(Publicado en Diario16 el 1 de mayo de 2019)
Abascal se permite poner cordones sanitarios aquí y allá. No va a los medios de comunicación críticos para no tener que someterse a las preguntas de los periodistas incómodos, como es obligación de cualquier político en una democracia. No participa en manifestaciones por la igualdad de la mujer, ya que él es abiertamente antifeminista y macho. Y tampoco se sentará a negociar nada ni con el PSOE ni con todos aquellos “enemigos de España”, o sea aquellos a los que no les llega a casa el carné de buenos españoles que él se permite distribuir. Abascal es un outsider, un francotirador que va por libre, un político “destroyer” y antisistema que solo busca demoler lo que con tanto trabajo y esfuerzo hemos construido los españoles en 40 años de fértil convivencia en paz y en libertad. ¿Por qué tendría que recibir Sánchez a un tipo así?

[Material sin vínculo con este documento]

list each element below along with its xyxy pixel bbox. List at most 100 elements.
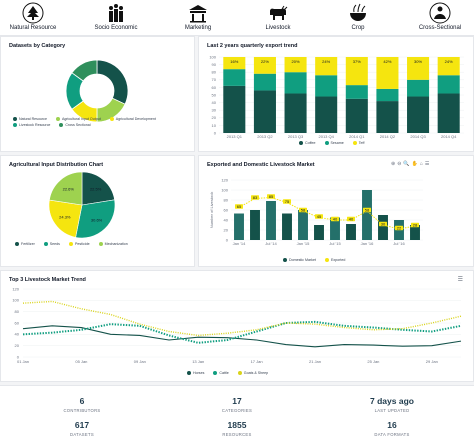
legend-item[interactable]: Coffee [299,141,316,145]
y-tick-label: 60 [224,207,229,212]
stacked-bar-segment [315,96,338,133]
stacked-bar-segment [345,98,368,133]
pie-slice-label: 30.6% [91,218,103,223]
cow-icon [270,5,288,20]
exported-point-label-box [379,221,387,227]
horses-line [22,325,462,348]
legend-swatch [59,123,64,127]
domestic-market-bar [266,201,276,240]
tree-icon [22,2,44,24]
legend-item[interactable]: Exported [324,258,345,262]
legend-item[interactable]: Sesame [324,141,344,145]
legend-swatch [13,117,17,121]
domestic-market-bar [410,225,420,240]
y-tick-label: 60 [212,85,217,90]
stacked-bar-segment [223,57,246,70]
pie-slice [48,199,83,238]
nav-marketing[interactable]: Marketing [176,0,220,34]
domestic-market-bar [330,217,340,240]
nav-livestock[interactable]: Livestock [256,0,300,34]
nav-label: Marketing [184,25,212,31]
bar-data-label: 20% [292,59,300,64]
y-tick-label: 40 [15,332,20,337]
menu-icon[interactable]: ☰ [424,161,430,167]
y-tick-label: 120 [12,286,19,291]
domestic-market-bar [362,190,372,240]
legend-item[interactable]: Domestic Market [283,258,316,262]
menu-icon[interactable]: ☰ [457,277,463,283]
legend-item[interactable]: Pesticide [68,242,90,246]
legend-item[interactable]: Teff [352,141,364,145]
legend-item[interactable]: Cross Sectional [59,123,91,127]
pie-slice-label: 24.3% [59,215,71,220]
stacked-bar-segment [253,57,276,74]
donut-slice [96,59,129,105]
zoom-in-icon[interactable]: ⊕ [391,161,396,167]
panel-title: Agricultural Input Distribution Chart [9,162,104,168]
legend-label: Natural Resource [19,117,47,121]
stat-label: DATA FORMATS [374,432,410,437]
legend-item[interactable]: Mechanization [98,242,128,246]
legend-item[interactable]: Horses [187,371,204,375]
nav-cross-sectional[interactable]: Cross-Sectional [412,0,468,34]
exported-point-label-box [347,216,355,222]
exported-point-label-box [331,216,339,222]
agricultural-input-pie-chart: 22.5% 30.6% 24.3% 22.6% [48,171,116,239]
nav-crop[interactable]: Crop [340,0,376,34]
exported-point-label: 40 [333,216,338,221]
exported-point-label-box [411,222,419,228]
pan-icon[interactable]: ✋ [411,161,418,167]
bar-data-label: 24% [445,59,453,64]
magnifier-icon[interactable]: 🔍 [403,161,410,167]
agricultural-input-panel: Agricultural Input Distribution Chart 22… [0,155,195,267]
legend-label: Mechanization [104,242,128,246]
livestock-legend: Domestic Market Exported [283,258,345,262]
stacked-bar-segment [407,79,430,97]
nav-socio-economic[interactable]: Socio Economic [88,0,144,34]
legend-swatch [55,117,60,121]
legend-label: Coffee [305,141,316,145]
category-donut-chart [65,59,129,123]
stacked-bar-segment [437,75,460,94]
legend-item[interactable]: Seeds [43,242,60,246]
nav-natural-resource[interactable]: Natural Resource [8,0,58,34]
stacked-bar-segment [376,57,399,89]
bar-data-label: 42% [383,59,391,64]
legend-item[interactable]: Agricultural Input Output [55,117,101,121]
exported-point-label: 58 [301,207,306,212]
stat-label: DATASETS [70,432,94,437]
x-tick-label: 2014 Q1 [349,134,365,139]
home-icon[interactable]: ⌂ [419,161,423,167]
stat-label: CATEGORIES [221,408,253,413]
zoom-out-icon[interactable]: ⊖ [397,161,402,167]
x-tick-label: Jul '14 [265,241,277,246]
legend-item[interactable]: Fertilizer [15,242,35,246]
legend-item[interactable]: Natural Resource [13,117,47,121]
stat-value: 16 [387,420,397,430]
legend-swatch [352,141,357,145]
pie-slice-label: 22.5% [90,187,102,192]
legend-label: Seeds [49,242,60,246]
livestock-market-chart: 0 20 40 60 80 100 120 Number of Livestock Jan '1… [209,177,423,246]
y-tick-label: 20 [224,227,229,232]
y-tick-label: 40 [212,100,217,105]
x-tick-label: 17 Jan [251,359,263,364]
exported-point-label: 40 [349,216,354,221]
x-tick-label: 2013 Q4 [319,134,335,139]
bar-data-label: 24% [322,59,330,64]
legend-item[interactable]: Goats & Sheep [237,371,268,375]
x-tick-label: Jul '15 [329,241,341,246]
x-tick-label: 05 Jan [75,359,87,364]
legend-label: Horses [193,371,205,375]
stacked-bar-segment [253,73,276,91]
exported-point-label: 83 [253,195,258,200]
legend-swatch [43,242,48,246]
exported-point-label: 75 [285,199,290,204]
legend-label: Fertilizer [21,242,35,246]
y-tick-label: 120 [221,177,228,182]
legend-item[interactable]: Cattle [213,371,229,375]
x-tick-label: 25 Jan [367,359,379,364]
legend-item[interactable]: Livestock Resource [13,123,50,127]
export-legend: Coffee Sesame Teff [299,141,364,145]
legend-item[interactable]: Agricultural Development [109,117,156,121]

La sola imagen de un ultraderechista estrechando la mano de un presidente del Gobierno ante las escalerillas de Moncloa provoca escalofrío y repelús. Sería tanto como meter al enemigo en casa, dar cobijo a Alien, el octavo pasajero (en este caso el quinto). De Abascal no podemos fiarnos porque él siempre va con el chip franquista metido en la cabeza y por ahí no. Lo más probable es que mientras Sánchez le esté hablando de reformas constitucionales, de más derechos para los trabajadores y de pacificar Cataluña, él esté pensando en otra cosa: “¿Pero que me está contando usted? Yo he venido aquí a dinamitarlo todo, a colocar unas cuantas bombas de relojería y me largo, que no llego al homenaje a Franco y José Antonio en Cuelgamuros”.

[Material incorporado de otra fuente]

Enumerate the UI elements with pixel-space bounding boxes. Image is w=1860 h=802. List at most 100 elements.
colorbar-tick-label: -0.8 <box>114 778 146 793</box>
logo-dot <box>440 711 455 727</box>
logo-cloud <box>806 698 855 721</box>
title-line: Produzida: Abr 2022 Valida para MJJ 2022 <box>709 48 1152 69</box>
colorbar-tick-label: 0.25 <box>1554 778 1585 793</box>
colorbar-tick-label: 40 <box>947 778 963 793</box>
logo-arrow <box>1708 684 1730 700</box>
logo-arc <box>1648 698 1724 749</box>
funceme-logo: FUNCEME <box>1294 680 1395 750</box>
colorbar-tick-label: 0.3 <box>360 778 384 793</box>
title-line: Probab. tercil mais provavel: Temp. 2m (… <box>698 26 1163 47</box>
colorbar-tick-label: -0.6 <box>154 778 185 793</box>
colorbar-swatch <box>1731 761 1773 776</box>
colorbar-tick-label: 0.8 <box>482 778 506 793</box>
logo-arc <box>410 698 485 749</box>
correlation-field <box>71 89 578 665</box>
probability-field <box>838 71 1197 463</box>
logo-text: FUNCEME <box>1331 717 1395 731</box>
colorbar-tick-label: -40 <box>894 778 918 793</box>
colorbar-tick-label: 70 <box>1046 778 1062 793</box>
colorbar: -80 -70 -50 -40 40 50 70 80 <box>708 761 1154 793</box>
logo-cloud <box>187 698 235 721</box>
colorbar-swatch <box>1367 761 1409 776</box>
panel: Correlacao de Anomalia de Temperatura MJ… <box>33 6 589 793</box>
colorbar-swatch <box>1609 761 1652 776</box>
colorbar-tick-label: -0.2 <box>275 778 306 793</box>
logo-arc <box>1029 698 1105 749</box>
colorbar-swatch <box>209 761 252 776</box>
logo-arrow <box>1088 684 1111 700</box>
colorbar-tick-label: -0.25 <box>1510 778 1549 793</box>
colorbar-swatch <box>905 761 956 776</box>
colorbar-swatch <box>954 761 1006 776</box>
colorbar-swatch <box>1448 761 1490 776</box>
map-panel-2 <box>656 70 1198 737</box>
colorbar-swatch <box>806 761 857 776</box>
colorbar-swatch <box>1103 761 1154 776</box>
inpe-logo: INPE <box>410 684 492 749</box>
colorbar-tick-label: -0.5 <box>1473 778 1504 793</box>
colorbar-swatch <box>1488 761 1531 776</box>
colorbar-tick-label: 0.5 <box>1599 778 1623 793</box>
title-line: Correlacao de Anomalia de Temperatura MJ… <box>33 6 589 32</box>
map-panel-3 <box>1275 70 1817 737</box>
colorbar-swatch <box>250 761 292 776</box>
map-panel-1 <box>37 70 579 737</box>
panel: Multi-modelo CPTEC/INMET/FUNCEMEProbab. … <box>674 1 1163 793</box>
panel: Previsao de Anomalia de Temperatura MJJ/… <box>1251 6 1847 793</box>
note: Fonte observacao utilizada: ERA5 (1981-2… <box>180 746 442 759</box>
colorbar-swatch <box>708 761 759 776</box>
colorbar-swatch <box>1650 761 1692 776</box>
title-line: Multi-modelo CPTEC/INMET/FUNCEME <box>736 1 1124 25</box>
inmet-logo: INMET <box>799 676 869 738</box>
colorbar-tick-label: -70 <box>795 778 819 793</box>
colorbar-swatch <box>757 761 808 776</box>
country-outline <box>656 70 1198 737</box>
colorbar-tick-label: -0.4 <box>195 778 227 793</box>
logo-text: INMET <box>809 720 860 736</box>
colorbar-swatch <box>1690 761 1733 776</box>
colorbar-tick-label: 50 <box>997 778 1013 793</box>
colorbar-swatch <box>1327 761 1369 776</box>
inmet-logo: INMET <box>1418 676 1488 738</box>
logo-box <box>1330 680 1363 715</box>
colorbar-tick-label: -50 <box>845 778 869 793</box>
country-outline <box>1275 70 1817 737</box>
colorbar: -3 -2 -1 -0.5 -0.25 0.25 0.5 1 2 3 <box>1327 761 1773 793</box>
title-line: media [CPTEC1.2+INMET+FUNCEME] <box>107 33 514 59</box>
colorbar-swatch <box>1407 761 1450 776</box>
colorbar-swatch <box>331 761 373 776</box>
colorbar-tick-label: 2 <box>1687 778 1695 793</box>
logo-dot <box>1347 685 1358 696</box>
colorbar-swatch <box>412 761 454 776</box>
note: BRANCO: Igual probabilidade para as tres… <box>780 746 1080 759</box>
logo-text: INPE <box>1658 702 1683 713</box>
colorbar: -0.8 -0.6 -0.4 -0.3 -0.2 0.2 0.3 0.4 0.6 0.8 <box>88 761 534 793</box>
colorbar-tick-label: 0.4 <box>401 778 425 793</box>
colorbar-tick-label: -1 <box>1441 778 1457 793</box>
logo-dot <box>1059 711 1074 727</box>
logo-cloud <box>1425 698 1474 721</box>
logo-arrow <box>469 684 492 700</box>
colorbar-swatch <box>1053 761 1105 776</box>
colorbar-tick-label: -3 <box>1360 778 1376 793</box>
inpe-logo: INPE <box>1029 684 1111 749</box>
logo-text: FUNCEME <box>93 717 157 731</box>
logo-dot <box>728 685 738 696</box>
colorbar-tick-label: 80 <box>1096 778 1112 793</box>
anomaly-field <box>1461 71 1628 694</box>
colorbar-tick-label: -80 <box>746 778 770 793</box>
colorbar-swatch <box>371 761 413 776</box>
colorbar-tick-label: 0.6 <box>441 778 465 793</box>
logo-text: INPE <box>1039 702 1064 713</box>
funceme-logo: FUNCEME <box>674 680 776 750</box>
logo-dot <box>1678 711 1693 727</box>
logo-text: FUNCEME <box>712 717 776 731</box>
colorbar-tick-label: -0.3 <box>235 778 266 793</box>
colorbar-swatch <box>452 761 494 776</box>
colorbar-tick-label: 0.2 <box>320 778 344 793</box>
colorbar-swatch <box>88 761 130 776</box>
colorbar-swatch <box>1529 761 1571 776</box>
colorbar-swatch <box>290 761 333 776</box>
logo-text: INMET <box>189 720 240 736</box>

La democracia debe ser tolerante pero no estúpida. No hace falta ser más papista que el Papa, es decir, más demócrata que el mismísimo Pericles. A los que quieren volver al antiguo régimen, al Estado centralista, a la liquidación de la prensa libre y al nacionalcatolicismo mojigato que niega los derechos de las mujeres y de los homosexuales ni agua. La historia nos enseña cuál es el juego taimado del fascismo: colarse en las instituciones para volarlas desde dentro. Hasta Pablo Casado ha despertado de su grave delirio de campaña y ha calificado a Vox como lo que es en realidad: una peligrosa extrema derecha. Seríamos idiotas si cometiéramos el mismo error que Hindenburg cometió con Hitler, invitarlo a la cancillería para tomar unas birras de Baviera y mantener con él un amistoso diálogo de sordos.

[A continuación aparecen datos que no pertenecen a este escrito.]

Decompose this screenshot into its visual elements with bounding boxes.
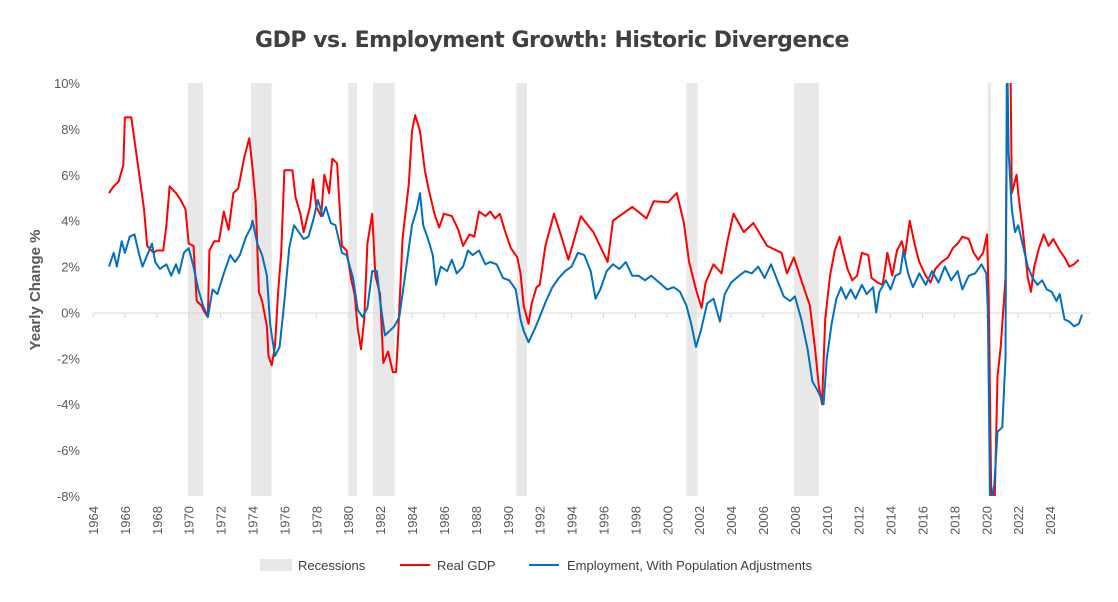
legend-label-recessions: Recessions (298, 558, 366, 573)
y-tick-label: 4% (61, 214, 80, 229)
x-tick-label: 1982 (373, 506, 388, 535)
recession-band (987, 83, 992, 496)
employment-line (108, 83, 1083, 496)
x-tick-label: 1972 (214, 506, 229, 535)
y-tick-label: 0% (61, 305, 80, 320)
x-tick-label: 2000 (660, 506, 675, 535)
x-tick-label: 1998 (628, 506, 643, 535)
recession-band (372, 83, 395, 496)
y-axis: 10% 8% 6% 4% 2% 0% -2% -4% -6% -8% (54, 76, 80, 504)
x-tick-label: 2014 (884, 506, 899, 535)
x-tick-label: 1996 (596, 506, 611, 535)
x-tick-label: 1964 (86, 506, 101, 535)
x-tick-label: 2010 (820, 506, 835, 535)
x-tick-label: 2008 (788, 506, 803, 535)
y-tick-label: 2% (61, 260, 80, 275)
x-tick-label: 1984 (405, 506, 420, 535)
x-tick-label: 2022 (1011, 506, 1026, 535)
x-tick-label: 1974 (246, 506, 261, 535)
x-tick-label: 2020 (979, 506, 994, 535)
x-tick-label: 2006 (756, 506, 771, 535)
y-tick-label: 6% (61, 168, 80, 183)
y-tick-label: -6% (57, 443, 81, 458)
gdp-line (108, 83, 1080, 496)
x-tick-label: 2012 (852, 506, 867, 535)
x-tick-label: 2016 (916, 506, 931, 535)
y-tick-label: -2% (57, 351, 81, 366)
recession-band (250, 83, 272, 496)
x-tick-label: 2024 (1043, 506, 1058, 535)
recession-band (686, 83, 698, 496)
series-lines (108, 83, 1083, 496)
recession-band (794, 83, 819, 496)
x-axis: 1964 1966 1968 1970 1972 1974 1976 1978 1980 1982… (86, 313, 1058, 535)
x-tick-label: 1968 (150, 506, 165, 535)
x-tick-label: 2002 (692, 506, 707, 535)
x-tick-label: 2004 (724, 506, 739, 535)
x-tick-label: 1976 (277, 506, 292, 535)
x-tick-label: 1994 (565, 506, 580, 535)
chart-title: GDP vs. Employment Growth: Historic Dive… (255, 28, 849, 53)
x-tick-label: 1990 (501, 506, 516, 535)
x-tick-label: 1986 (437, 506, 452, 535)
x-tick-label: 1966 (118, 506, 133, 535)
x-tick-label: 1970 (182, 506, 197, 535)
x-tick-label: 1992 (533, 506, 548, 535)
x-tick-label: 1980 (341, 506, 356, 535)
x-tick-label: 1978 (309, 506, 324, 535)
y-tick-label: 10% (54, 76, 80, 91)
y-tick-label: -8% (57, 489, 81, 504)
legend-label-gdp: Real GDP (437, 558, 496, 573)
legend-swatch-recessions (260, 559, 292, 571)
legend-label-employment: Employment, With Population Adjustments (567, 558, 812, 573)
x-tick-label: 1988 (469, 506, 484, 535)
x-tick-label: 2018 (947, 506, 962, 535)
y-axis-label: Yearly Change % (27, 230, 44, 351)
legend: Recessions Real GDP Employment, With Pop… (260, 558, 812, 573)
y-tick-label: -4% (57, 397, 81, 412)
y-tick-label: 8% (61, 122, 80, 137)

La ultraderecha no entiende el lenguaje de la democracia simplemente porque la odia. Tratar de dialogar con un nostálgico del franquismo no solo es absurdo, sino una pérdida de tiempo. Abascal tiene un sueño, que es volver a la vieja España rural del burro y las viejas enlutadas, al cine en blanco y negro y al NO-DO con muchos pantanos y muchos desfiles de legionarios marcando paquete y con el pollo al aire. Están porque tienen que estar; porque así lo han decidido 2 millones de votantes enfurecidos con el sistema. Pero no seamos tan tontos e incautos de ser amables con ellos.